Frequently the “proportionality” canard is linked to a demand for Israeli concessions that have nothing to do with the issue at hand. Oxford University theologian Nigel Biggar for example writes in the Summer 2016 issue of the Christian strategy journal Providence: “It was within Israel’s power to take diplomatic, confidence-building initiatives. Uniterally, she could have stopped and reversed the illegal settlements in the West Bank. Since she didn’t do so, her military assaults on Gaza were inapt and therefore disproportionate.” Prof. Biggar forgets that Israel’s unilateral “confidence-building” withdrawal from Gaza put Hamas rockets on its borders. Logic is beside the point. The West is horrified and wants the horror to stop, and that is just what Hamas counts on.

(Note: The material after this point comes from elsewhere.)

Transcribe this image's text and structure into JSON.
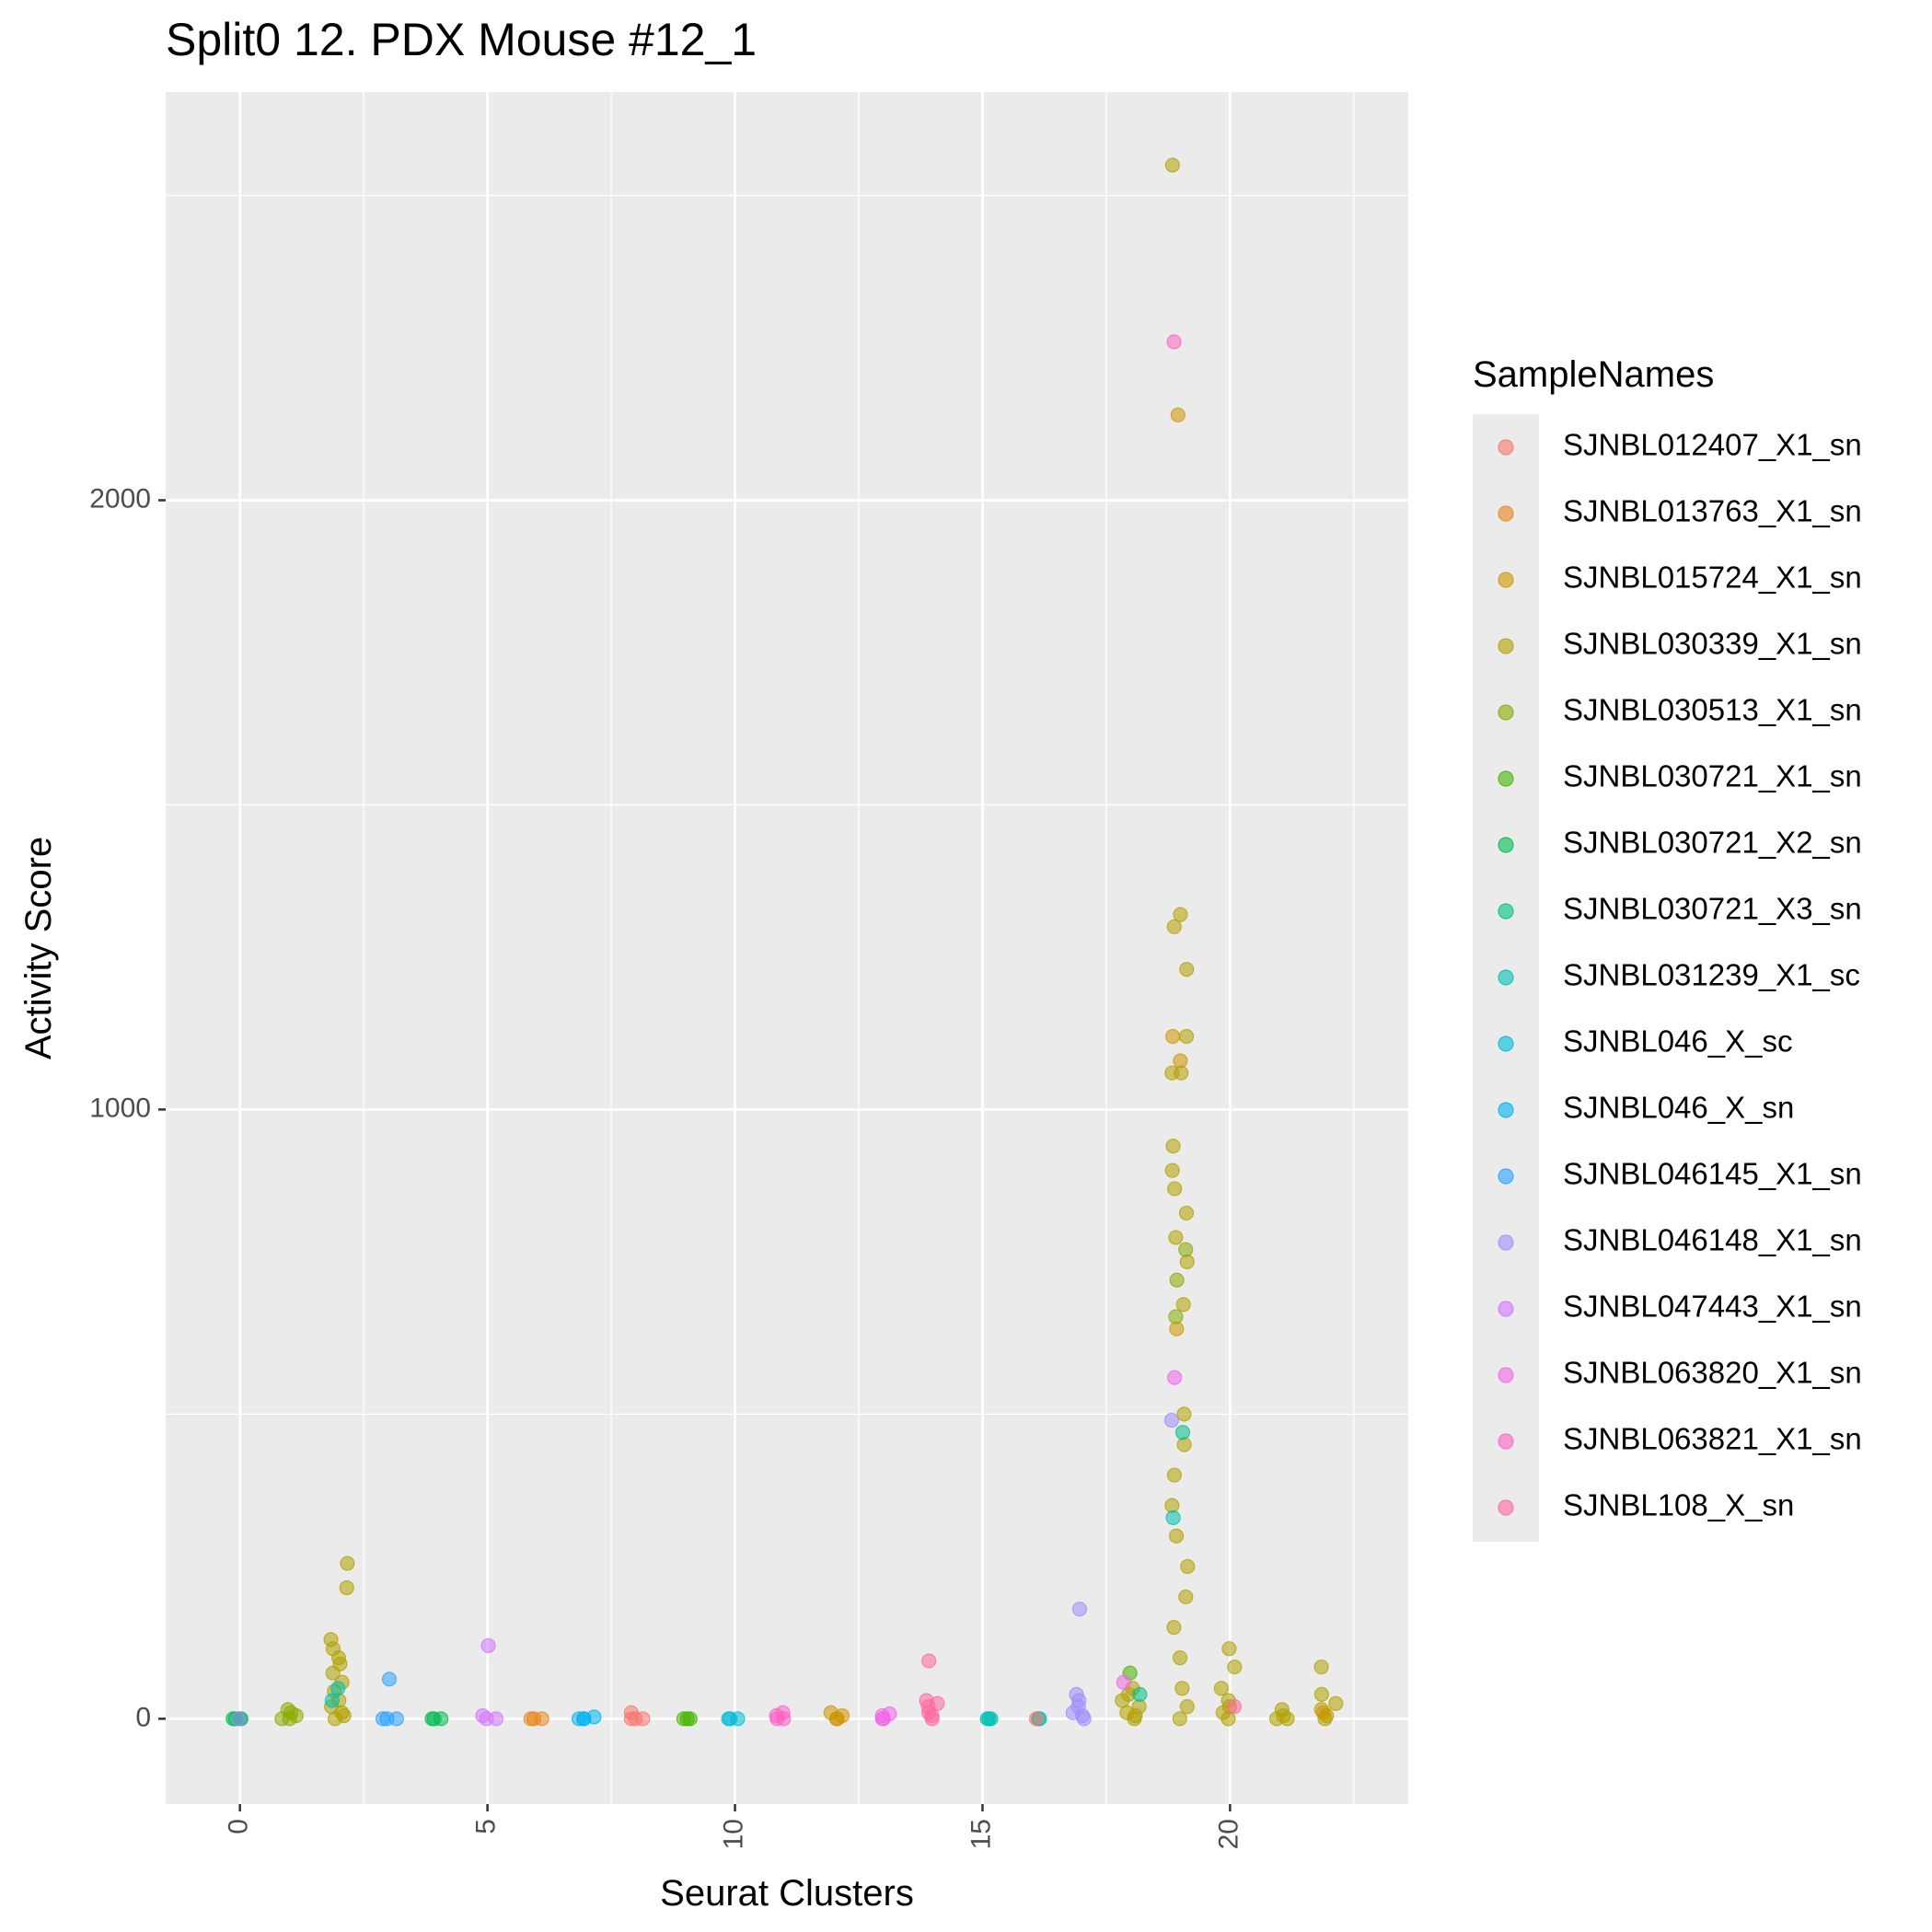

Worse is yet to come. On Israel’s northern border, Hezbollah now has 150,000 rockets, by far the largest such inventory in the world, including many precision-guided missiles which can be programmed for evasive flight paths and are more difficult to shoot down with the Iron Dome air defense system, as I warned two years ago. Many of these are emplaced in civilian homes in the Shi’ite towns of southern Lebanon. To destroy them would entail civilian casualties one or two orders of magnitude greater than the collateral damage in Gaza.